Just crazy for blood: Richard Trenton Chase, a.k.a. the Vampire of Sacramento

Of all his terrors, and there were many, the greatest fear that plagued Richard Trenton Chase through the mid-1970s was that he was going to disappear.

Everybody was after him - Nazis, the FBI, space aliens - and their weapon was an innocent-looking item in his bathroom: the soap dish. It was there that those who wanted to do him in had hidden a secret poison that was slowly turning his blood to powder.

Chase knew only fresh blood could save him and he didn't care where it came from or how he got it.

The seeds of his mania appeared to have been planted with the marital strife of his parents, a middle-class Sacramento couple, sometime around 1962, when Chase was 12. For the better part of a decade the Mom-and-Pop battle raged. By the time it ended, with the combatants divorced and the father remarried, the boy was showing definite signs that he was out of his mind.

Some were ordinary acts of rebellion - drinking, drugs and wild parties. Other actions could not, by any stretch, be considered ordinary, such as killing small animals and drinking their blood.

In 1976, his attempt to inject rabbit blood directly into his body made him very sick, and he ended up in a mental ward. Nurses and fellow inmates alike were terrified of him, due in large measure to his pastime of catching and biting the heads off of birds. Despite that, by 1977, doctors declared him well enough to go about in society, if he was on his meds, and released him to the care of his mother. She set him up in his own apartment, paid his rent, and asked no questions.

That summer, several neighborhood pets, including his mother's cat, would fall victim to Chase's thirst. Using a couple of blenders, he'd mix up blood-and-guts cocktails, but soon it was not enough. He was ready for larger game.

In August, police picked up Chase wandering around near Lake Tahoe, Nev., his body smeared with blood and a bucket of blood in his truck. In this case the victim was bovine, so Chase was sent on his way.

Human sacrifices would start a few months later. The first to be discovered was on Jan. 23, 1978, when truck driver David Wallin, 24, returned from work to his North Sacramento home to find his pregnant wife, Terry, 22, murdered, her torso slit open. The killer had apparently eaten parts of his victim's body and, using a yogurt container as a cup, drank her blood.

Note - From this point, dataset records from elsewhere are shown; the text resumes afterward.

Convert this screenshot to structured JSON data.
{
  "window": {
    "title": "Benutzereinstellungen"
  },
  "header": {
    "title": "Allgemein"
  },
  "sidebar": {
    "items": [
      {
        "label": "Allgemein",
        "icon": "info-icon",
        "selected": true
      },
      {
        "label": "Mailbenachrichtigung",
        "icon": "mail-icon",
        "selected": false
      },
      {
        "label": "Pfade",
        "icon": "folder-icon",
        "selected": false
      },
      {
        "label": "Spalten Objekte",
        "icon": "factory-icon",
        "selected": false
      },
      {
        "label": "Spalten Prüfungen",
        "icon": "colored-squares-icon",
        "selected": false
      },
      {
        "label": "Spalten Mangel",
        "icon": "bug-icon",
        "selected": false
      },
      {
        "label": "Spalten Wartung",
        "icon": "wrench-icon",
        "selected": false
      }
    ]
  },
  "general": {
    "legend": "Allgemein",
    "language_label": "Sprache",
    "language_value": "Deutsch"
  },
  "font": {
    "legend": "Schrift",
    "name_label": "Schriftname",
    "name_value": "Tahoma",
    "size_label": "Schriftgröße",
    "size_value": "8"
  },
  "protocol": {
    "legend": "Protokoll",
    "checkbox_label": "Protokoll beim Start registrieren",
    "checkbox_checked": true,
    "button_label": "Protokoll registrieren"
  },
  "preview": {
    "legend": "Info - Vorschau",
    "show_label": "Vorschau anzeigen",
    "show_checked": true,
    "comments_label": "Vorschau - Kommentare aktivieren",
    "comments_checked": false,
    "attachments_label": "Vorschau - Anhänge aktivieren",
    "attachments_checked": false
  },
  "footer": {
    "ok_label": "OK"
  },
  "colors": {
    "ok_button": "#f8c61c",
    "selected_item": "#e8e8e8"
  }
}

Police worked together with the newly established FBI behavioral science unit to come up with a profile of the killer, recalled Robert Ressler in his 1993 book, "Whoever Fights Monsters: My Twenty Years Tracking Serial Killers for the FBI." Ressler and colleague Russ Vorpagel sketched a close likeness of Chase, a scrawny young loner, unkempt, dirty and disorganized, subsisting on someone else's money.

The profile was, as it would become clear later, very accurate, but it didn't come quickly enough to prevent further tragedy. Four days after the Wallin murder, Sacramento police were investigating another gory crime scene. Evelyn Miroth, 38, a divorcee and mother of three, her friend Daniel Meredith, 52, and Evelyn's son Jason Miroth, 6, were found shot with a .22 and slashed. Another boy, David Ferreira, Miroth's 22-month-nephew, had been left in his aunt's care that day. He was missing, and there was a large blood stain in his crib. The child's decapitated corpse would be found months later.

Like the first victim, Miroth's body had been mutilated, her torso ripped open. Unlike Wallin, however, she had also been sodomized.

It was not long before detectives, led by Lt. Ray Biondi, zeroed in on Chase, apprehending him as he tried to flee his stinking apartment.

Blood-stained rags and a blender with bloody residue, a .22-caliber pistol, and dishes with human brain and body parts in the fridge left no doubt that police had their man. Further proof came with the discovery of Meredith's wallet.

Particularly terrifying was Chase's wall calendar, with the word "Today" written on the dates of the killings. There were 44 future dates marked in the same way.

After his arrest, Chase was linked to another murder, the Dec. 29, 1977, drive-by shooting of Ambrose Griffin, 51, an engineer. He and his wife were unloading the car after grocery shopping when two .22-caliber bullets tore into his chest. Chase confessed that Griffin's was the first human blood he shed. He did it, he said, out of frustration because his mother had not let him come home for Christmas.

When later asked how he chose his other victims, he said that he entered homes where the doors had been left unlocked.

At Chase's trial, which opened on Jan. 2, 1979, prosecutors sought the death penalty, even though his defense team held that their client was not guilty by reason of insanity. After five months of testimony, and five hours of deliberation, the jury sided with prosecutors, finding Chase sane enough to know that his actions were wrong and guilty of six counts of murder in the first degree, punishable by death.

While waiting for execution, Chase hoarded the anti-depressants offered to calm him. On Dec. 26, 1980, The Vampire of Sacramento swallowed them all, and, finally, made himself disappear.